Palm Beach Post - Martinez: Surge in Iraq is Working

Written by: RON HAYES | Publication: Palm Beach Post

U.S. Sen. Mel Martinez, R-Fla., offered a cautiously upbeat assessment of U.S. progress in Iraq at Monday's luncheon meeting of The Forum Club of the Palm Beaches.

"The surge has worked beyond the expectations of most observers," Martinez told the crowd of about 460 at the Kravis Center's Cohen Pavilion. "I believe we have al-Queda on the run."

Martinez is not the first congressman to come under fire for supporting the war, but he's one of the few who's literally been fired on. On Aug. 30, he and fellow senators James Inhofe, R-Okla; Richard Shelby, R-Ala.; and Rep. Bud Cramer, D-Ala., were taking off from Baghdad when their C-130 cargo plane was forced to take evasive maneuvers to avoid three rocket-propelled granades.

"It sounds dramatic, with great flashes of light in the dark outside," Martinez said. "I said a lot of prayers I hadn't said in a while, but it's a reminder of the great danger we're facing every day."

Martinez said he had been briefed by Gen. David Petraeus and U.S. Ambassador Ryan Crocker in Baghdad, weeks befrore their testimony to Congress.

"Gen.
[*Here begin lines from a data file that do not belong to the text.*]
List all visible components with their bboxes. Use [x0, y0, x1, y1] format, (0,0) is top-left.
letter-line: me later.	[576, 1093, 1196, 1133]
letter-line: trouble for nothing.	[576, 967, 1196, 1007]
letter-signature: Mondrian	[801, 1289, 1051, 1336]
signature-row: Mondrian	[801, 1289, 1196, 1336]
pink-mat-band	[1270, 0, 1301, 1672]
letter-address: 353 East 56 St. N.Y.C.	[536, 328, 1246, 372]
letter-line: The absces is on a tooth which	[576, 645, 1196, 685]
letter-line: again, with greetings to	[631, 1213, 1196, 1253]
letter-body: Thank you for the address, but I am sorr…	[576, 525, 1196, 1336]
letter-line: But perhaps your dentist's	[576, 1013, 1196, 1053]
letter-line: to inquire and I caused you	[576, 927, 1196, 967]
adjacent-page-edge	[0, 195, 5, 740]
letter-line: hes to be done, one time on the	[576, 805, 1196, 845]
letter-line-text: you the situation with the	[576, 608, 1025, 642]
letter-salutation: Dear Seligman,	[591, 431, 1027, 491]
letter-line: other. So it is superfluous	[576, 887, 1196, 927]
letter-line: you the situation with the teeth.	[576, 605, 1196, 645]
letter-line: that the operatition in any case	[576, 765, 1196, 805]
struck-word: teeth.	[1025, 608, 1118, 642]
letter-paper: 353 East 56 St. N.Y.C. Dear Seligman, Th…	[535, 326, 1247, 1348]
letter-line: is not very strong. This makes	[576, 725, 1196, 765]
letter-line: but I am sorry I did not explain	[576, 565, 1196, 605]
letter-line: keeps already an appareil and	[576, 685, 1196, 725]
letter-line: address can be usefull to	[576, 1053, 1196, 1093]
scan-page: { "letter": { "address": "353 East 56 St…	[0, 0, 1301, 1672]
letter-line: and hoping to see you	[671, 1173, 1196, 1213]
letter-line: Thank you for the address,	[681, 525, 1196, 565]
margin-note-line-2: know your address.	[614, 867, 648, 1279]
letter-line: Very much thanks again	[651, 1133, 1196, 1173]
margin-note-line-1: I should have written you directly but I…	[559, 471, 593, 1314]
Petraeus was candid and in some ways very encouraging," a view his own observations confirmed, Martinez said.

"I saw very significant military progress," he went on. "The current strategy is doing what it was intended to do: Provide a window of support for political stability to come to Iraq."

The U.S. has made measurable progress in shutting off the major routes from which insurgent weapons are brought to Baghdad from the south, Martinez asserted, and troops told him they were seeing a level of support at the local level that would have been unthinknable only weeks ago.
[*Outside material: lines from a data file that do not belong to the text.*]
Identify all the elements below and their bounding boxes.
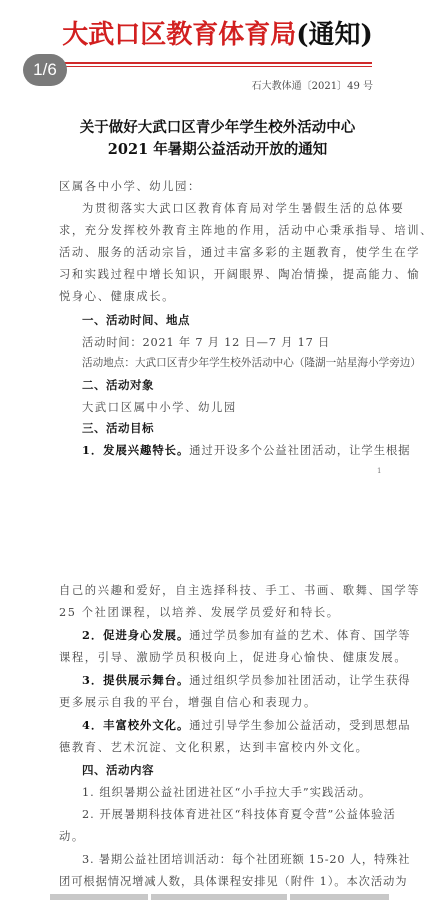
masthead-org: 大武口区教育体育局 (62, 20, 296, 50)
goal-2-title: 2．促进身心发展。 (82, 628, 189, 642)
page-number: 1 (377, 467, 381, 475)
content-item-1: 1. 组织暑期公益社团进社区“小手拉大手”实践活动。 (82, 784, 371, 800)
document-viewer[interactable]: 大武口区教育体育局(通知) 1/6 石大教体通〔2021〕49 号 关于做好大武… (0, 0, 435, 900)
goal-1: 1．发展兴趣特长。通过开设多个公益社团活动，让学生根据 (82, 442, 411, 458)
section-heading: 一、活动时间、地点 (82, 312, 190, 328)
goal-3-title: 3．提供展示舞台。 (82, 673, 189, 687)
masthead-type: (通知) (296, 20, 373, 50)
goal-1-title: 1．发展兴趣特长。 (82, 443, 189, 457)
masthead: 大武口区教育体育局(通知) (0, 14, 435, 51)
intro-line: 习和实践过程中增长知识，开阔眼界、陶冶情操，提高能力、愉 (59, 266, 420, 282)
goal-2-cont: 课程，引导、激励学员积极向上，促进身心愉快、健康发展。 (59, 649, 407, 665)
section-heading: 四、活动内容 (82, 762, 154, 778)
red-divider-top (62, 62, 372, 64)
document-title-line2: 2021 年暑期公益活动开放的通知 (0, 138, 435, 159)
content-item-3: 3. 暑期公益社团培训活动：每个社团班额 15-20 人，特殊社 (82, 851, 410, 867)
activity-target: 大武口区属中小学、幼儿园 (82, 399, 237, 415)
goal-3: 3．提供展示舞台。通过组织学员参加社团活动，让学生获得 (82, 672, 411, 688)
goal-2-text: 通过学员参加有益的艺术、体育、国学等 (189, 629, 410, 642)
page-indicator-badge: 1/6 (23, 54, 67, 86)
goal-1-cont: 25 个社团课程，以培养、发展学员爱好和特长。 (59, 604, 340, 620)
goal-4: 4．丰富校外文化。通过引导学生参加公益活动，受到思想品 (82, 717, 411, 733)
document-title-line1: 关于做好大武口区青少年学生校外活动中心 (0, 116, 435, 137)
goal-4-title: 4．丰富校外文化。 (82, 718, 189, 732)
goal-3-text: 通过组织学员参加社团活动，让学生获得 (189, 674, 410, 687)
bottom-toolbar-segment[interactable] (50, 894, 148, 900)
intro-line: 悦身心、健康成长。 (59, 288, 175, 304)
goal-2: 2．促进身心发展。通过学员参加有益的艺术、体育、国学等 (82, 627, 411, 643)
intro-line: 为贯彻落实大武口区教育体育局对学生暑假生活的总体要 (82, 200, 404, 216)
red-divider-bottom (62, 66, 372, 67)
intro-line: 活动、服务的活动宗旨，通过丰富多彩的主题教育，使学生在学 (59, 244, 420, 260)
goal-3-cont: 更多展示自我的平台，增强自信心和表现力。 (59, 694, 317, 710)
content-item-2: 2. 开展暑期科技体育进社区“科技体育夏令营”公益体验活 (82, 806, 396, 822)
goal-4-text: 通过引导学生参加公益活动，受到思想品 (189, 719, 410, 732)
content-item-2-cont: 动。 (59, 828, 85, 844)
activity-place: 活动地点：大武口区青少年学生校外活动中心（隆湖一站星海小学旁边） (82, 355, 421, 370)
content-item-3-cont: 团可根据情况增减人数，具体课程安排见（附件 1）。本次活动为 (59, 873, 407, 889)
bottom-toolbar-segment[interactable] (290, 894, 389, 900)
section-heading: 三、活动目标 (82, 420, 154, 436)
goal-4-cont: 德教育、艺术沉淀、文化积累，达到丰富校内外文化。 (59, 739, 369, 755)
activity-time: 活动时间：2021 年 7 月 12 日—7 月 17 日 (82, 334, 330, 350)
document-number: 石大教体通〔2021〕49 号 (252, 77, 373, 92)
goal-1-text: 通过开设多个公益社团活动，让学生根据 (189, 444, 410, 457)
bottom-toolbar-segment[interactable] (151, 894, 287, 900)
goal-1-cont: 自己的兴趣和爱好，自主选择科技、手工、书画、歌舞、国学等 (59, 582, 420, 598)
intro-line: 求，充分发挥校外教育主阵地的作用，活动中心秉承指导、培训、 (59, 222, 433, 238)
salutation: 区属各中小学、幼儿园： (59, 178, 201, 194)
section-heading: 二、活动对象 (82, 377, 154, 393)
What's needed now, he said, is to do away with de-Baathification laws so Iraq's Sunni factions can feel they have a stake in their future, and to schedule local and regional elections.

Martinez said he finds cause for optimism in what he called "bottoms up" progress, as more and more local residents, tired of the violence, are coming to the military with offers to cooperate.

Touching briefly on other issues, Martinez said he would vote to override President Bush's threatened veto of the Water Restoration Development Act, which would bring $2 billion to help clean up the Everglades and Indian River lagoon.

Speaking on the same day Democratic presidential candidate Hillary Clinton unveiled a new health plan, Martinez said he had not yet seen the details. However, he said he favors a plan the would provide tax credits to let uninsured Americans buy their own insurance from the private sector.